ブラッドワース 企業秘密なんですが(笑)。たとえばオープニングで、タマゴのようすをうかがう小型の恐竜が、母親恐竜に追い払われて、湖のほうまで逃げていくシーン。恐竜が走るのにともなって水面に波紋が連続的に現れますけど、あそこはけっこうCGを使ってます。

−−どういう手順で作られたんでしょうか。

ブラッドワース まず、このシーンなどに使うものとして、"ディノキャン(Dinocam)"という特別なリモートコントロールカメラがあります。これは、高さ約30メートルのタワーを2本設置して、そのあいだにワイヤーを張り、そこにカメラを設置するものです。幅は約20メートルくらいでしょうか。あのシーンでは、事前にあの恐竜がどのくらいの速さで走るかを計算しておき、その速度どおりに、湖の上をディノキャンを移動させて撮影するわけです。 そこに、砂ぼこりと同様に、水しぶきをべつに撮って、さらに、水に足をつっこんだ感じのエフェクトを加えていったのがあのシーンです。といっても、この段階ではまだ足の部分だけなんですが。

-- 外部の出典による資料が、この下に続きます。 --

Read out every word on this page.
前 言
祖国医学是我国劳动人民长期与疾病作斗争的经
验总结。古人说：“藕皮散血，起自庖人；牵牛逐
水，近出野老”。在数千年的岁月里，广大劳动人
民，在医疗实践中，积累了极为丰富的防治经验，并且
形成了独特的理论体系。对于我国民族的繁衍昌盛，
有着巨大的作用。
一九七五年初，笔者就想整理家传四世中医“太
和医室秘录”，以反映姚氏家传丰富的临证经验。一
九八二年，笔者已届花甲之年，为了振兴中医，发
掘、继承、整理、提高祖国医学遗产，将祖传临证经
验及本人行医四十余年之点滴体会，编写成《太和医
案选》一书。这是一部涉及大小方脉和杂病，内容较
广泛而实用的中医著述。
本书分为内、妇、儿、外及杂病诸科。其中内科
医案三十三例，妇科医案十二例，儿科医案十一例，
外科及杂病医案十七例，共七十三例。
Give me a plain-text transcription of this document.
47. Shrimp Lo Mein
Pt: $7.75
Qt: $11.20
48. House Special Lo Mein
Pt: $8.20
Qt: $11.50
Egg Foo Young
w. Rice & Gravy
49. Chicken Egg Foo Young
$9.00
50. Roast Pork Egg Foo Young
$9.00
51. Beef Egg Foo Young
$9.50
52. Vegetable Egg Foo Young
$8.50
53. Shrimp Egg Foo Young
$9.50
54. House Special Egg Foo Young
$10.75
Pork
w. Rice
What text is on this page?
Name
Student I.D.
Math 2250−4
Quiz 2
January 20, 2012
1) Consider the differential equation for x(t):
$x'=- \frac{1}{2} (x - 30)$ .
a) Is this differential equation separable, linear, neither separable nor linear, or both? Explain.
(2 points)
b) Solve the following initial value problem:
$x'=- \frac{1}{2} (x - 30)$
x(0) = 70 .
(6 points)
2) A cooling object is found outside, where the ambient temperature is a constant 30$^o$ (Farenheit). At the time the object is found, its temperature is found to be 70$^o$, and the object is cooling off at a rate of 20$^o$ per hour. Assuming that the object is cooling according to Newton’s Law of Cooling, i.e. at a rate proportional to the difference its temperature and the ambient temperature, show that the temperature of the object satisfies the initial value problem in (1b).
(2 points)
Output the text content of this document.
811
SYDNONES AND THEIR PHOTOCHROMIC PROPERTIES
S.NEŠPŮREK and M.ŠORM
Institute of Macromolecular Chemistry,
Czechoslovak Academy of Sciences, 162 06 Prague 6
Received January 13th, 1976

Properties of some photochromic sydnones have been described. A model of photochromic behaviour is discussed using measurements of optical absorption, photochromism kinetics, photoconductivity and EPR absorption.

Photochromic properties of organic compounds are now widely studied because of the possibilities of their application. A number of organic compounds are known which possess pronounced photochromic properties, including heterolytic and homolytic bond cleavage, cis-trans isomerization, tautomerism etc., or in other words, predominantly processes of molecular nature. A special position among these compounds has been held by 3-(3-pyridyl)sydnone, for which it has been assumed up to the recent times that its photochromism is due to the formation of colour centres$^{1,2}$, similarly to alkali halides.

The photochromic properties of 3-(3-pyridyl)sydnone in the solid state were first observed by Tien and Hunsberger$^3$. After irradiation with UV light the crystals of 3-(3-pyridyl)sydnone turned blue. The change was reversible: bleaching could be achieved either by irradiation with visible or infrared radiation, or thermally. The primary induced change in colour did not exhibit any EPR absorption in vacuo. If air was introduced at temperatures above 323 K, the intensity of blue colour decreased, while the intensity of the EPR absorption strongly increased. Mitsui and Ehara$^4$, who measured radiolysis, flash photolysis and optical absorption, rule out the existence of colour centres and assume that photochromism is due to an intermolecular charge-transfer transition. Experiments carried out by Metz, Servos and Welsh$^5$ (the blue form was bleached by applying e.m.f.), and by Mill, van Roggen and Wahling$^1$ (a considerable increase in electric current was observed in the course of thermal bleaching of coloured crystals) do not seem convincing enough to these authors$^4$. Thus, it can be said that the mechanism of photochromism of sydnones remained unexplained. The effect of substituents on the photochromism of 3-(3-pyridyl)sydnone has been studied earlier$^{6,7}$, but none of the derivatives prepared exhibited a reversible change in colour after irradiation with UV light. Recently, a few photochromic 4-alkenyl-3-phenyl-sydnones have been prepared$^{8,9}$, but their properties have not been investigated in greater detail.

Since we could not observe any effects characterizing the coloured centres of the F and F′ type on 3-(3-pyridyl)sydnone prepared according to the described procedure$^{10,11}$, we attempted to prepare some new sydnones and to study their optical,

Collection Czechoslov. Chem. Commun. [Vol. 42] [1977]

−−いままでのお話からすると、ちょっと気が遠くなるほどの手間がかかっている感じですね。だいたいワンシーンでいくつくらいの映像が合成されているものなんでしょうか。

ブラッドワース なんとも言えませんが、最大で100くらいは……。ほとんどのシーンがそれくらい手間がかかっています。やっぱり映像を見たときに、ほんの少しの矛盾で「ああ、これは偽物だ」と悟られてしまいますからね。人間の目は正直ですから。 たとえば先ほどのシーンで言えば、水の中を走ると、当然しぶきで足が濡れますよね。ちょっと見ただけでは気づかないとは思いますけど、ちゃんとそれも再現して、恐竜の足が濡れて黒くなっている。そうすることによって、観客にリアリティーを感じさせるわけです。

苦労は多かったけど、充実した毎日だった

笑顔
−−ものすごい手間がかかってますね。お疲れでしょう(笑)。ところで、ひとつのシーンでどのくらいの時間がかかるんですか?

ブラッドワース 作り終わったあとはすっごく疲れました(笑)。シーンによって手間とかは変わってきますけど、たとえば私がいちばんお気に入りの、アラダーがタマゴから孵化する瞬間。たかが数秒のこのシーンのために、もう何ヵ月もかかりました。

−−そんなにかかるんですか!?

ブラッドワース ええ。見ていただければわかりますが、真っ暗なタマゴの中の映像からはじまって、そこにいきなり割れ目ができて光が射し込む、と。そこからキツネザルがのぞき込んでいて、さらに内部の粘液なども残っています。キツネザルの毛1本にしてもすごい手間がかかりますから、それはもう時間も手間もすごくかけてます。 でも、たしかに疲れはしましたけど、こういったやりがいのある仕事が毎日出てくるんで、そういう意味では、いつも楽しんで仕事ができましたね。

−−では、さいごに次回作の構想などを……。

ブラッドワース とりあえずしばらくは休憩してますけど(笑)。今回のプロモーションが終わったらハリウッドのスタジオに戻りますので、それから考えますね。

ブラッドワース
●プロフィール
アメリカカリフォルニア大学ロサンゼルス校(UCLA)にて演劇を専攻、卒業後にロサンゼルス・シアター・センターで本格的に演劇関係の仕事を開始する。その後ニューヨークに移り、舞台『キャバレー』、『マクベス』などのブロードウェイ作品のプロデューサー・アシスタントを務め、そのほか『キャッツ』の全米ツアーマネージャーとしてもキャリアを重ねる。ディズニー作品では『美女と野獣』『アラジン』でプロダクションマネージャーを、『ポカホンタス』ではアソシエイト・マネージャーを務めている。